Gingival recession with bone loss receding is more commonly seen when implants are placed more facially especially in immediate implants than the conventional form.6 Whenever the implant engages the apical or furcal bone or the surrounding walls, the primary stability for the implant is achieved. Also, we should remember that not in all cases can the implant engage the apical bone due to anatomical variations in the individual.

Mandibular canal and mental foramen in the posterior mandible poses a challenge to the treating physician and care should be taken to avoid the same with a safe zone of 2mm, which can be achieved with the use of a CBCT scan.11

In case of infected teeth, wherein acute periapical infection is an absolute contraindication for an immediate implant placement, chronically infected teeth do not interfere much with the healing of immediate implants when accomplished cautiously, reducing the chances of peri-implantitis and implant failure.12–15 Careful debridement, antimicrobial irrigation and the routine systemic antibiotics help accomplish the same.16,17

The existence of periapical radiolucencies in the neighboring teeth increases the chances of immediate implant failure; hence any periapical radiolucency should be investigated before proceeding with the treatment protocol of the implants.14

Similarly in periodontal disease conditions, active periodontitis is also a contraindication for the immediate implant placement as the risk of peri-implantitis in periodontitis involves the same microorganisms as in periodontitis. Further, failure to clear infections can contribute to compromised results.18

The fact that the supra-crestal soft tissue does not get attached to the implants and their components in the identical way that it does to natural teeth, makes the loss of the proximal bone a matter of concern. Structural backing for the papillae sandwiched between teeth and implants is delivered by the tooth and not the implant.7,19,20 Proximal regeneration of lost facial bone becomes more difficult.21 Hence it is imperative to evaluate the periodontal condition of teeth panned for extraction and the teeth next to the immediate socket.

Immediate loading

Conventional implant loading has a waiting period of 3-6 months after extraction, whereas immediate loading occurs at the phase of the implant placement.

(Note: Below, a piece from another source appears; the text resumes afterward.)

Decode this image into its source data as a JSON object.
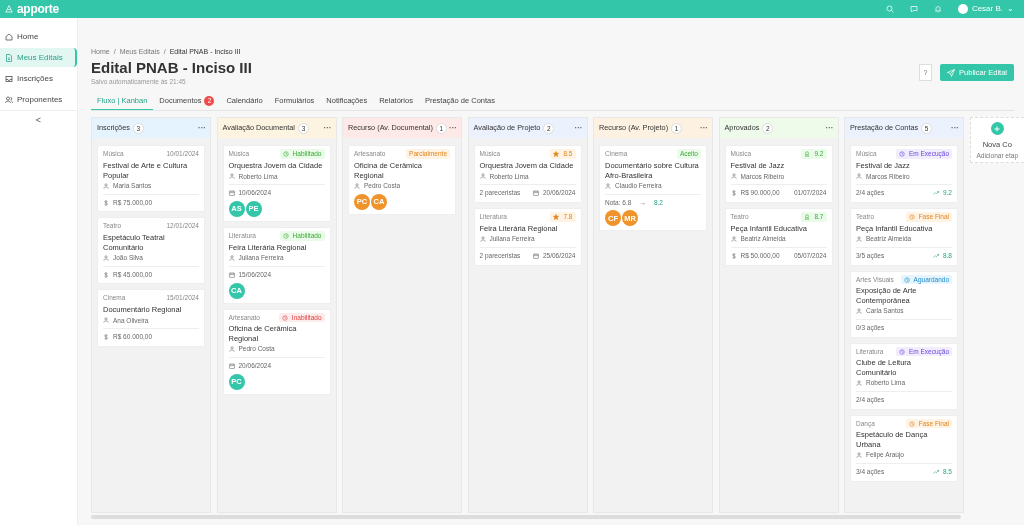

Cross-arch stabilization or the vouch for the reinstatement be open of any contact in centric, lateral excursive and protrusive movements, should be followed in the protocol during implant loading procedure.10,22

Conclusion

Immediate implant placement can be successful with socket grafting trailed by consequent implant placement. However the hindrances found in immediate implant placement like infections, reduced bone height and other disadvantages makes it imperative to place the implant 4-6 months later. Immediate implants have the advantages like reduced number of surgeries and the time required for the treatment to be accomplished.

Sources of support

Nil.

Acknowledgments

None.

Conflicts of interest

The author declares that there is no conflicts of interest.